November 14, 2011

Lewis & Beane interview

Moneyball (the movie) opens in the U.K. on November 25, and as part of the publicity, The Financial Times features an in-depth interview with both Michael Lewis and Billy Beane by Simon Kuper.

It's quite a revealing interview, that digs into the relationship between Lewis and Beane -- why Lewis was interested in finding the story, and why Beane let Lewis hang around.

But to whet your appetite, here's a couple of highlights. First, a quote from Michael Lewis:
"Baseball is a stupid-making enterprise in that nobody wants to be singled out or say something dumb. You wander in the clubhouse and it’s amazing how incurious the players are. One reason I was attracted to Scott Hatteberg [the former A’s player] as a character: he was just curious: ‘What the hell are you doing here, man?’”

On the criticisms of Moneyball:

There are two silly objections often made to Lewis’s book. The first is that if Moneyball works so well, then why haven’t the A’s had a winning season since 2006? We meet on a sunny October morning, mid-playoffs, a perfect day for baseball, but the team’s season has long since ended.

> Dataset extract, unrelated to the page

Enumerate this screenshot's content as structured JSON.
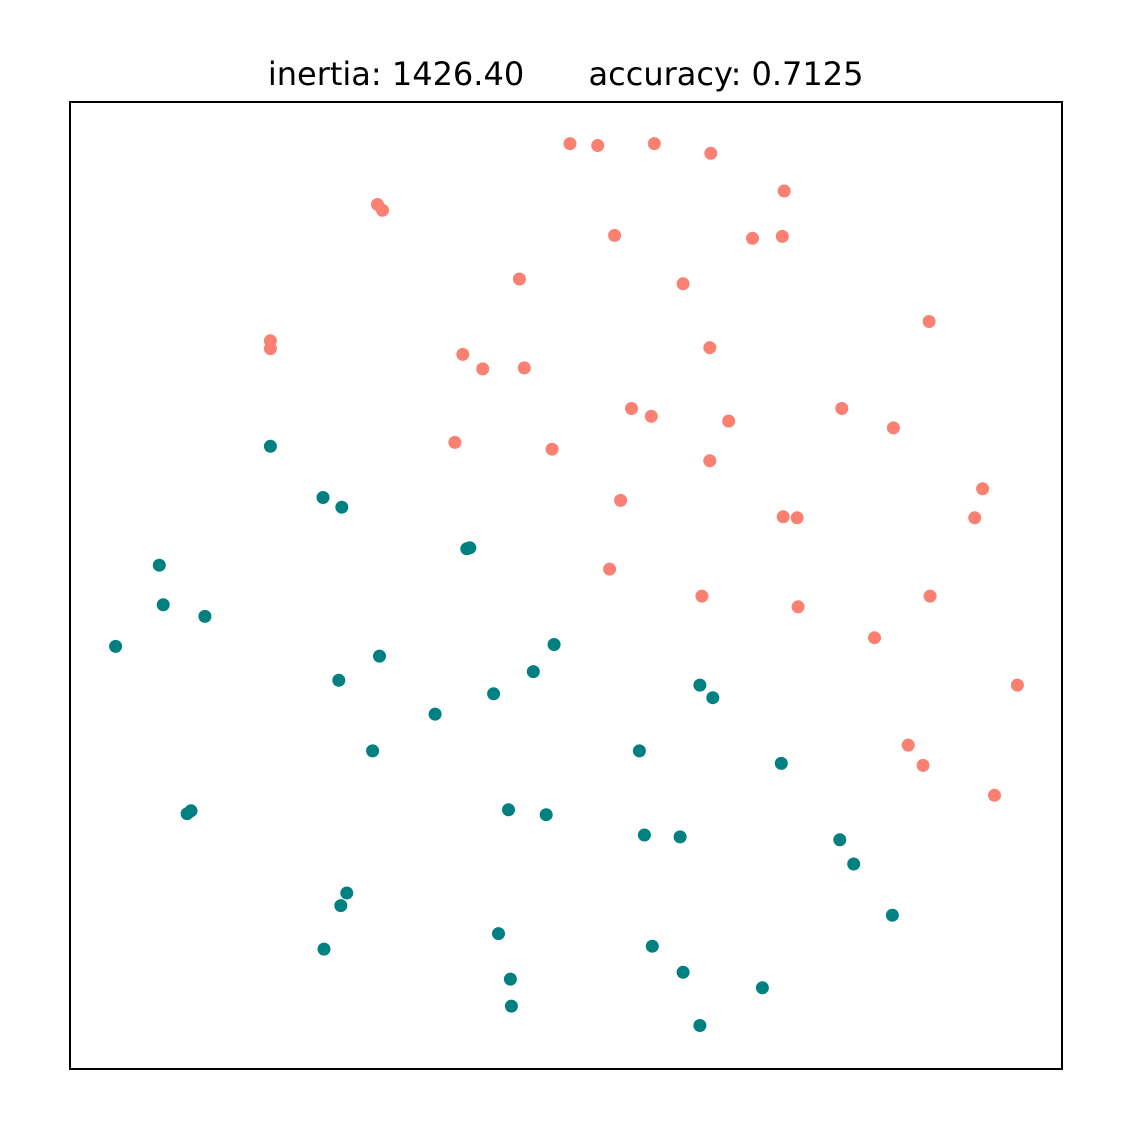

However, the people who make this objection don’t seem to grasp the basic principles of imitation and catch-up. Once all teams are playing Moneyball, then playing Moneyball no longer gives you an edge. Indeed, the richer clubs have the means to play it smarter. The New York Yankees recently hired 21 statisticians, Beane marvels.

The other common snipe is that Beane should never have spilled his secrets to Lewis. That ruined the A’s, the critics say. But Lewis dismisses the charge. First, he notes, Beane had never imagined their conversations would spiral into a book. Lewis says, “I was going to do something little. By the time I thought I was going to do something big I’d hung around so much it would have been socially awkward to ask me to leave.”

Second, notes Lewis, by 2002 Moneyball was already spreading. The book ends with the Red Sox offering Beane the highest GM’s salary in baseball history. Only when Beane turned them down, having decided after Stanford that he’d never do anything just for money again, did the Red Sox hire Epstein. “The market was moving already,” says Lewis. “The teams that wanted to do it were going to do it anyway, so no book was going to make any difference. My view is the only effect of the book was to give them [the A’s] the credit. If no book had been written, Theo would have been branded the man who reinvented baseball.”

Of course, Epstein's stuff worked in the playoffs.